What about colistin, which had raised questions at the end of 2015, after the first plasmid-mediated mechanism of resistance to colistin was identified?

Jean-Pierre Orand: Indeed, this discovery led to the establishment of specific management measures (such as amendments to the marketing authorisations for veterinary medicinal products containing this antibiotic) and enhanced surveillance. After having increased until 2007 and then stabilised until 2011, exposure to colistin has been falling over the past few years, with a 55.1% reduction in exposure being observed. It is a very encouraging result.

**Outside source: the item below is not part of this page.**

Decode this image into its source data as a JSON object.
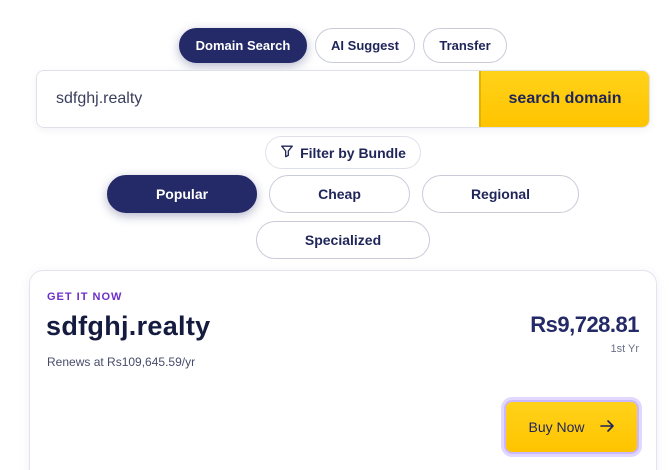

Jean-Yves Madec: The use of colistin in veterinary medicine has been the subject of numerous debates over the past few years, mainly because of the importance of this compound in human medicine in severe cases where no further therapeutic options are available. Despite the presence of these plasmid genes in the animal sector, the data on colistin collected by Résapath show that the spread of pathogenic E. coli bacteria resistant to this antimicrobial is under control, regardless of the type of animal production. It is a very significant result in epidemiological terms.

What are your recommendations to ensure that these trends continue in the years to come?

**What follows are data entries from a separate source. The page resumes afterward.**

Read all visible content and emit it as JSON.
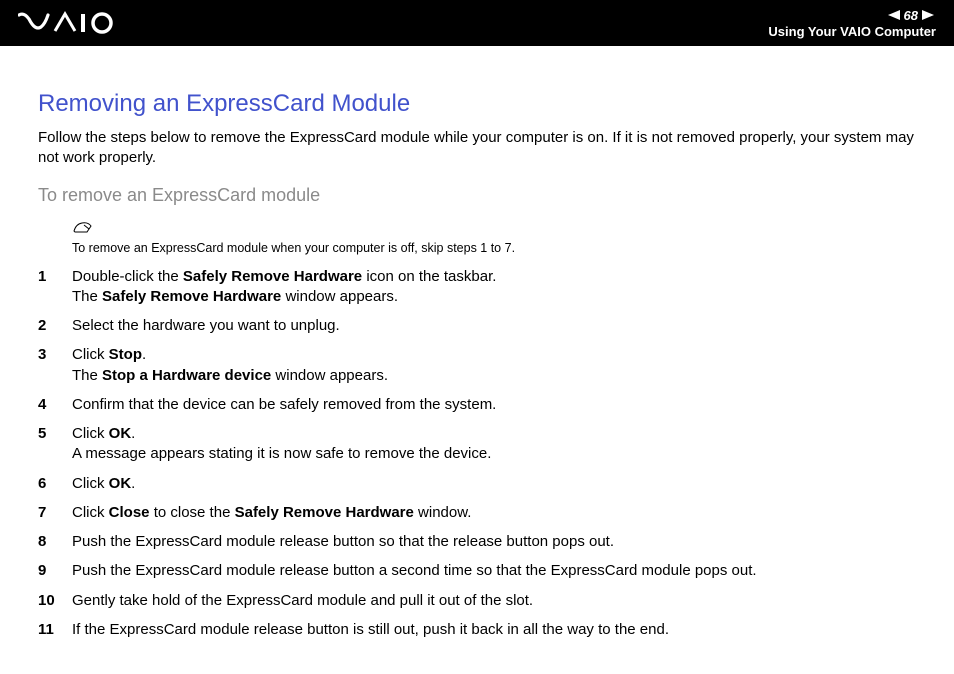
{
  "header": {
    "page_number": "68",
    "section_title": "Using Your VAIO Computer"
  },
  "content": {
    "title": "Removing an ExpressCard Module",
    "intro": "Follow the steps below to remove the ExpressCard module while your computer is on. If it is not removed properly, your system may not work properly.",
    "subtitle": "To remove an ExpressCard module",
    "note": "To remove an ExpressCard module when your computer is off, skip steps 1 to 7.",
    "steps": [
      {
        "num": "1",
        "parts": [
          {
            "t": "Double-click the "
          },
          {
            "t": "Safely Remove Hardware",
            "b": true
          },
          {
            "t": " icon on the taskbar."
          },
          {
            "br": true
          },
          {
            "t": "The "
          },
          {
            "t": "Safely Remove Hardware",
            "b": true
          },
          {
            "t": " window appears."
          }
        ]
      },
      {
        "num": "2",
        "parts": [
          {
            "t": "Select the hardware you want to unplug."
          }
        ]
      },
      {
        "num": "3",
        "parts": [
          {
            "t": "Click "
          },
          {
            "t": "Stop",
            "b": true
          },
          {
            "t": "."
          },
          {
            "br": true
          },
          {
            "t": "The "
          },
          {
            "t": "Stop a Hardware device",
            "b": true
          },
          {
            "t": " window appears."
          }
        ]
      },
      {
        "num": "4",
        "parts": [
          {
            "t": "Confirm that the device can be safely removed from the system."
          }
        ]
      },
      {
        "num": "5",
        "parts": [
          {
            "t": "Click "
          },
          {
            "t": "OK",
            "b": true
          },
          {
            "t": "."
          },
          {
            "br": true
          },
          {
            "t": "A message appears stating it is now safe to remove the device."
          }
        ]
      },
      {
        "num": "6",
        "parts": [
          {
            "t": "Click "
          },
          {
            "t": "OK",
            "b": true
          },
          {
            "t": "."
          }
        ]
      },
      {
        "num": "7",
        "parts": [
          {
            "t": "Click "
          },
          {
            "t": "Close",
            "b": true
          },
          {
            "t": " to close the "
          },
          {
            "t": "Safely Remove Hardware",
            "b": true
          },
          {
            "t": " window."
          }
        ]
      },
      {
        "num": "8",
        "parts": [
          {
            "t": "Push the ExpressCard module release button so that the release button pops out."
          }
        ]
      },
      {
        "num": "9",
        "parts": [
          {
            "t": "Push the ExpressCard module release button a second time so that the ExpressCard module pops out."
          }
        ]
      },
      {
        "num": "10",
        "parts": [
          {
            "t": "Gently take hold of the ExpressCard module and pull it out of the slot."
          }
        ]
      },
      {
        "num": "11",
        "parts": [
          {
            "t": "If the ExpressCard module release button is still out, push it back in all the way to the end."
          }
        ]
      }
    ]
  }
}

Gilles Salvat: The actions taken by farmers and veterinarians, such as limiting the use of cephalosporins in the swine sector, training modules for farmers, or the drafting of good practice guides, accompanied by the EcoAntibio 2017 plan, have helped achieve the various objectives. This approach must be maintained, by continuing to support the farmers and veterinarians, as emphasised in the EcoAntibio 2 plan (2017-2021). The decline in the use of antimicrobials necessarily requires the continued improvement of health control on farms, the development of alternatives to antimicrobials, the study of the economic impact of the recommended measures, and better knowledge of the sociological component of the reliance on antimicrobials. Sociologists, economists and biologists should work together to achieve this.

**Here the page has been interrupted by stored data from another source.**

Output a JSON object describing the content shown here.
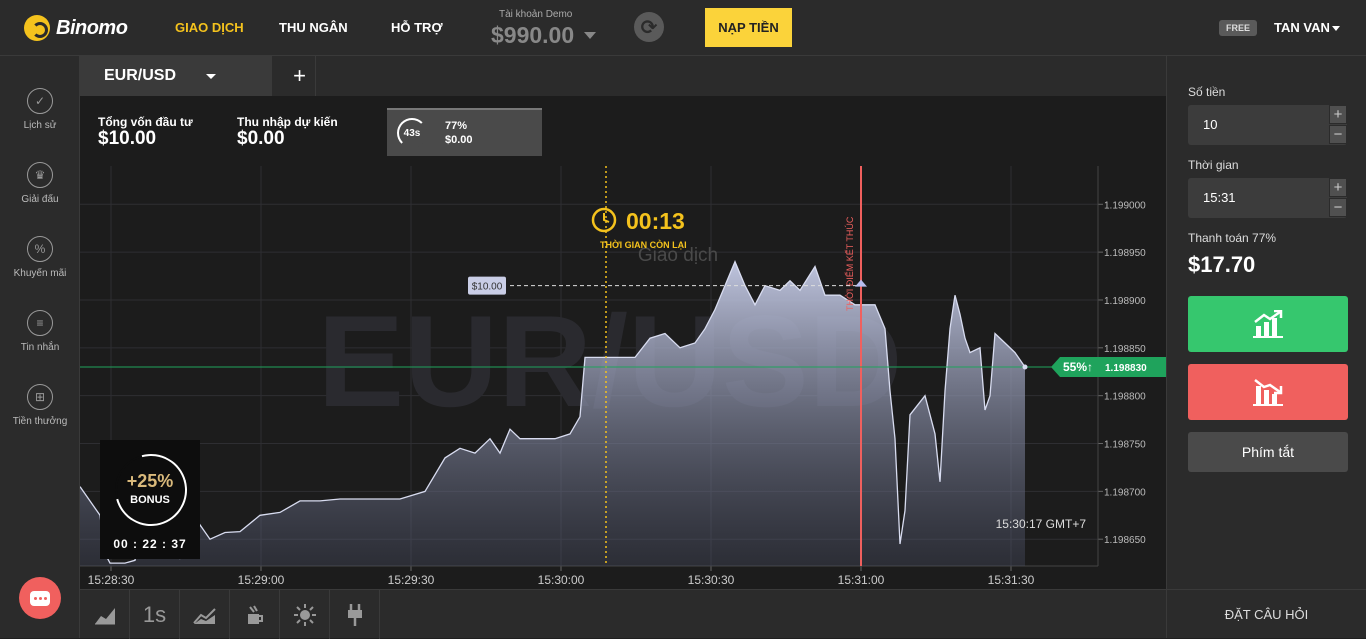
{
  "header": {
    "brand": "Binomo",
    "nav": {
      "trade": "GIAO DỊCH",
      "cashier": "THU NGÂN",
      "support": "HỖ TRỢ"
    },
    "account_label": "Tài khoản Demo",
    "balance": "$990.00",
    "deposit_label": "NẠP TIỀN",
    "free_badge": "FREE",
    "username": "TAN VAN"
  },
  "sidebar": {
    "items": [
      {
        "label": "Lịch sử",
        "icon": "check-circle-icon"
      },
      {
        "label": "Giải đấu",
        "icon": "trophy-icon"
      },
      {
        "label": "Khuyến mãi",
        "icon": "percent-icon"
      },
      {
        "label": "Tin nhắn",
        "icon": "message-lines-icon"
      },
      {
        "label": "Tiền thưởng",
        "icon": "gift-icon"
      }
    ]
  },
  "asset_tab": {
    "name": "EUR/USD",
    "add": "+"
  },
  "info": {
    "invest_label": "Tổng vốn đầu tư",
    "invest_value": "$10.00",
    "income_label": "Thu nhập dự kiến",
    "income_value": "$0.00",
    "deal": {
      "timer": "43s",
      "percent": "77%",
      "amount": "$0.00"
    }
  },
  "chart_data": {
    "type": "area",
    "watermark": "EUR/USD",
    "countdown": "00:13",
    "countdown_label": "THỜI GIAN CÒN LẠI",
    "trade_label": "Giao dịch",
    "expiry_label": "THỜI ĐIỂM KẾT THÚC",
    "deal_tag": "$10.00",
    "current_tag_pct": "55%↑",
    "current_price": "1.198830",
    "server_time": "15:30:17 GMT+7",
    "x_ticks": [
      "15:28:30",
      "15:29:00",
      "15:29:30",
      "15:30:00",
      "15:30:30",
      "15:31:00",
      "15:31:30"
    ],
    "y_ticks": [
      "1.199000",
      "1.198950",
      "1.198900",
      "1.198850",
      "1.198800",
      "1.198750",
      "1.198700",
      "1.198650"
    ],
    "ylim": [
      1.198622,
      1.19904
    ],
    "deal_price": 1.198915,
    "purchase_time_s": 105,
    "expiry_time_s": 150,
    "series": [
      [
        0,
        1.198705
      ],
      [
        4,
        1.198675
      ],
      [
        5,
        1.198635
      ],
      [
        6,
        1.198625
      ],
      [
        9,
        1.198625
      ],
      [
        11,
        1.198628
      ],
      [
        12,
        1.198655
      ],
      [
        15,
        1.198645
      ],
      [
        17,
        1.198665
      ],
      [
        18,
        1.19865
      ],
      [
        20,
        1.19863
      ],
      [
        22,
        1.198645
      ],
      [
        24,
        1.198665
      ],
      [
        26,
        1.19865
      ],
      [
        29,
        1.198657
      ],
      [
        32,
        1.198658
      ],
      [
        36,
        1.198675
      ],
      [
        40,
        1.198678
      ],
      [
        44,
        1.19869
      ],
      [
        48,
        1.19869
      ],
      [
        52,
        1.198692
      ],
      [
        56,
        1.198692
      ],
      [
        60,
        1.198692
      ],
      [
        64,
        1.198692
      ],
      [
        69,
        1.1987
      ],
      [
        73,
        1.198735
      ],
      [
        76,
        1.198745
      ],
      [
        79,
        1.19874
      ],
      [
        82,
        1.198755
      ],
      [
        84,
        1.19874
      ],
      [
        86,
        1.198765
      ],
      [
        88,
        1.198755
      ],
      [
        91,
        1.198755
      ],
      [
        95,
        1.198755
      ],
      [
        98,
        1.19876
      ],
      [
        100,
        1.198778
      ],
      [
        101,
        1.19884
      ],
      [
        103,
        1.19884
      ],
      [
        107,
        1.19884
      ],
      [
        111,
        1.19884
      ],
      [
        114,
        1.19886
      ],
      [
        117,
        1.198865
      ],
      [
        120,
        1.19885
      ],
      [
        123,
        1.198855
      ],
      [
        125,
        1.19887
      ],
      [
        127,
        1.19889
      ],
      [
        131,
        1.19894
      ],
      [
        133,
        1.198915
      ],
      [
        135,
        1.198895
      ],
      [
        137,
        1.198915
      ],
      [
        140,
        1.19891
      ],
      [
        142,
        1.19892
      ],
      [
        144,
        1.19891
      ],
      [
        147,
        1.198935
      ],
      [
        149,
        1.198905
      ],
      [
        152,
        1.198905
      ],
      [
        155,
        1.198895
      ],
      [
        159,
        1.198895
      ],
      [
        161,
        1.19887
      ],
      [
        162,
        1.198805
      ],
      [
        163,
        1.198755
      ],
      [
        164,
        1.198645
      ],
      [
        165,
        1.19868
      ],
      [
        166,
        1.19878
      ],
      [
        169,
        1.1988
      ],
      [
        171,
        1.19876
      ],
      [
        172,
        1.19871
      ],
      [
        173,
        1.198805
      ],
      [
        174,
        1.19887
      ],
      [
        175,
        1.198905
      ],
      [
        176,
        1.198885
      ],
      [
        177,
        1.19886
      ],
      [
        178,
        1.198845
      ],
      [
        180,
        1.19885
      ],
      [
        181,
        1.198785
      ],
      [
        182,
        1.1988
      ],
      [
        183,
        1.198865
      ],
      [
        185,
        1.198855
      ],
      [
        187,
        1.198845
      ],
      [
        189,
        1.19883
      ]
    ]
  },
  "bonus": {
    "percent": "+25%",
    "label": "BONUS",
    "timer": "00 : 22 : 37"
  },
  "toolbar": {
    "items": [
      "chart-type-icon",
      "timeframe",
      "indicators-icon",
      "drawing-icon",
      "theme-icon",
      "plugin-icon"
    ],
    "timeframe": "1s"
  },
  "panel": {
    "amount_label": "Số tiền",
    "amount": "10",
    "time_label": "Thời gian",
    "time": "15:31",
    "payout_label": "Thanh toán 77%",
    "payout_value": "$17.70",
    "up_icon": "chart-up-icon",
    "down_icon": "chart-down-icon",
    "shortcut": "Phím tắt",
    "ask": "ĐẶT CÂU HỎI"
  },
  "colors": {
    "accent": "#f4c21d",
    "up": "#36c76e",
    "down": "#f0605e",
    "price_line": "#1fa35c",
    "expiry_line": "#f0605e"
  }
}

Surveillance of the risks and benefits of veterinary medicinal products: 2016 report

Through the French Agency for Veterinary Medicinal Products (ANMV), ANSES is tasked with assessing and managing risks associated with veterinary medicinal products in France. In particular, it is responsible for the continued surveillance of the risks and benefits of veterinary medicinal products, after they have been placed on the market. This helps ensure they can be used in complete safety.

Today, the Agency is publishing its 2016 activity report on surveillance of the French veterinary medicinal products market and the pharmacovigilance scheme. Since 2011, the number of reports received has continued to rise (+46%). In 2016, the ANMV recorded 4113 cases of adverse effects in animals, 51% of which were considered serious. More than 90% of these reports were sent by veterinary practitioners, while those submitted by animal owners and breeders accounted for nearly 8%.

As each year, the vast majority of the adverse effects reported in 2016 involved domestic carnivores, with around 80% of reports concerning dogs or cats. Cattle represented 9% of all reports. Other species accounted for less than 3% per species.
Pharmacovigilance also concerns suspicions of lack of efficacy, information about potential environmental risks, and information about the validity of withdrawal periods for veterinary medicinal products. Suspicions of lack of efficacy accounted for nearly 11% of all reports and other cases accounted for less than 0.4%. The total number of reports of lack of efficacy increased yet again in 2016: 406 declarations compared with 363 in 2015.

These different developments testify to greater awareness of pharmacovigilance among veterinarians and farmers, thanks in part to the communication and training measures implemented in recent years by the ANMV.